Les toxines dangereuses sont libérées lorsque les filtres en polymères sont chauffés à 100 degrés Celsius, indique la Croix-Bleue dimanche dans un communiqué, dont la SonntagsZeitung s’est fait l’écho. Le laboratoire n’a toutefois pas vérifié si la substance est inhalée par le fumeur.

Les chercheurs ont chauffé les parties du filtre à 100, 160 et 200 degrés. Dans la réalité, la cigarette électronique chauffe le tabac de 250 à 300 degrés supplémentaires, selon les spécifications du fabricant.

Philip Morris reconnaît le problème. Un porte-parole du cigarettier interrogé par Keystone-ATS assure toutefois que la toxine n’est pas inhalée lors de l’utilisation d’une cigarette Iqos. Des tests approfondis ont été réalisés. Les expériences menées par le laboratoire mandaté par la Croix-Bleue n’ont pas été menées dans des conditions réalistes.

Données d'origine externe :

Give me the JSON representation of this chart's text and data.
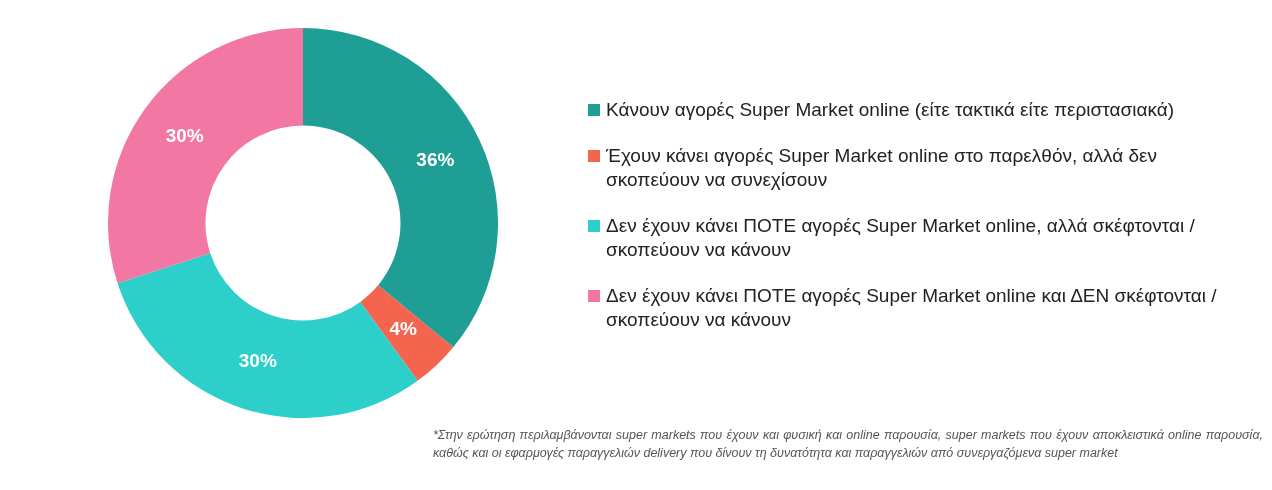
{
  "chart_data": {
    "type": "donut",
    "categories": [
      "Κάνουν αγορές Super Market online (είτε τακτικά είτε περιστασιακά)",
      "Έχουν κάνει αγορές Super Market online στο παρελθόν, αλλά δεν σκοπεύουν να συνεχίσουν",
      "Δεν έχουν κάνει ΠΟΤΕ αγορές Super Market online, αλλά σκέφτονται / σκοπεύουν να κάνουν",
      "Δεν έχουν κάνει ΠΟΤΕ αγορές Super Market online και ΔΕΝ σκέφτονται / σκοπεύουν να κάνουν"
    ],
    "values": [
      36,
      4,
      30,
      30
    ],
    "colors": [
      "#1f9e96",
      "#f4644f",
      "#2dcfcb",
      "#f277a3"
    ],
    "value_labels": [
      "36%",
      "4%",
      "30%",
      "30%"
    ],
    "legend": "right",
    "annotations": [
      "*Στην ερώτηση περιλαμβάνονται super markets που έχουν και φυσική και online παρουσία, super markets που έχουν αποκλειστικά online παρουσία, καθώς και οι εφαρμογές παραγγελιών delivery που δίνουν τη δυνατότητα και παραγγελιών από συνεργαζόμενα super market"
    ]
  }
}
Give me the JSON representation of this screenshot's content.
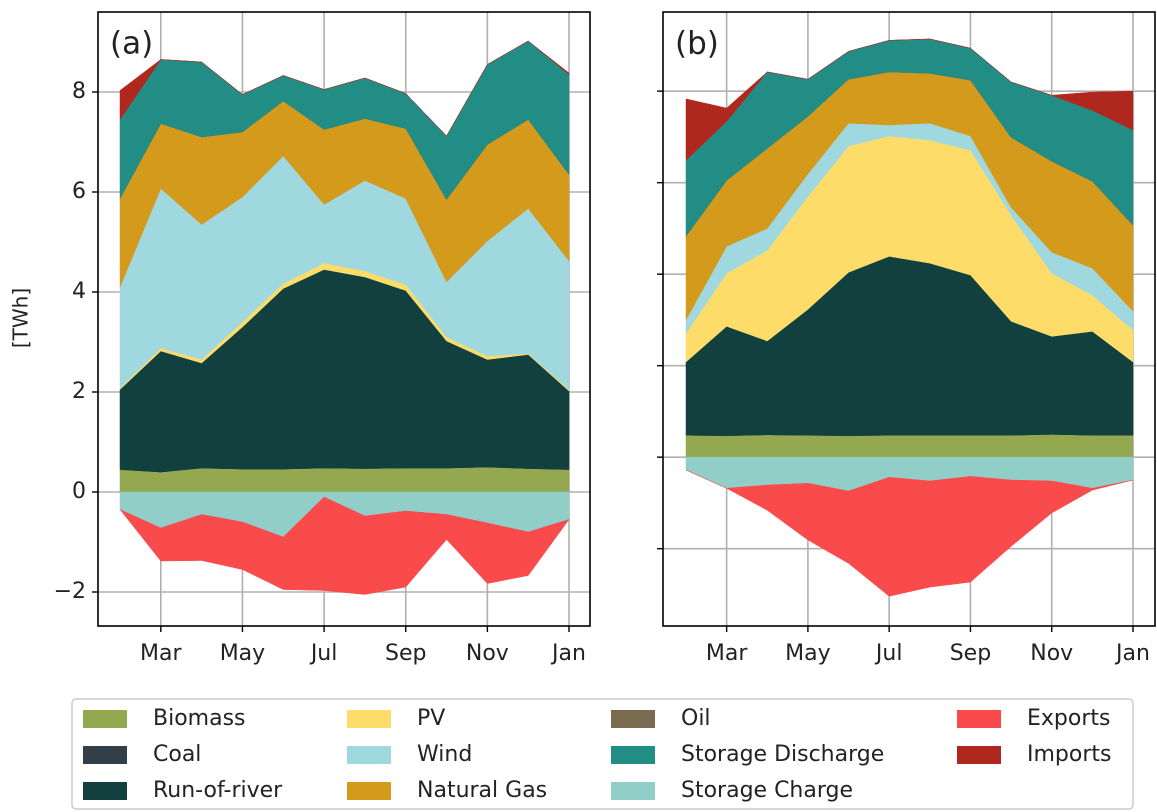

Le fabricant de cigarettes dit en outre avoir présenté des études qui montrent que presque tous les polluants cancérigènes sont éliminés quand le tabac est chauffé.

Bronchite chronique

Les isocyanates sont toxiques. Ils endommagent les membranes des cellules humaines. On les retrouve dans les solvants, les revêtements, les peintures et les mousses industrielles. Des règlements stricts s’appliquent dans les lieux de travail où ils sont utilisés.

Ces molécules peuvent entraîner des lésions oculaires telles que des lésions cornéennes. Elles peuvent également irriter les voies respiratoires, provoquer de l’asthme, la bronchite chronique ou l’emphysème. Inhaler des isocyanates dans l’air ambiant peut entraîner des maladies mortelles après seulement un an.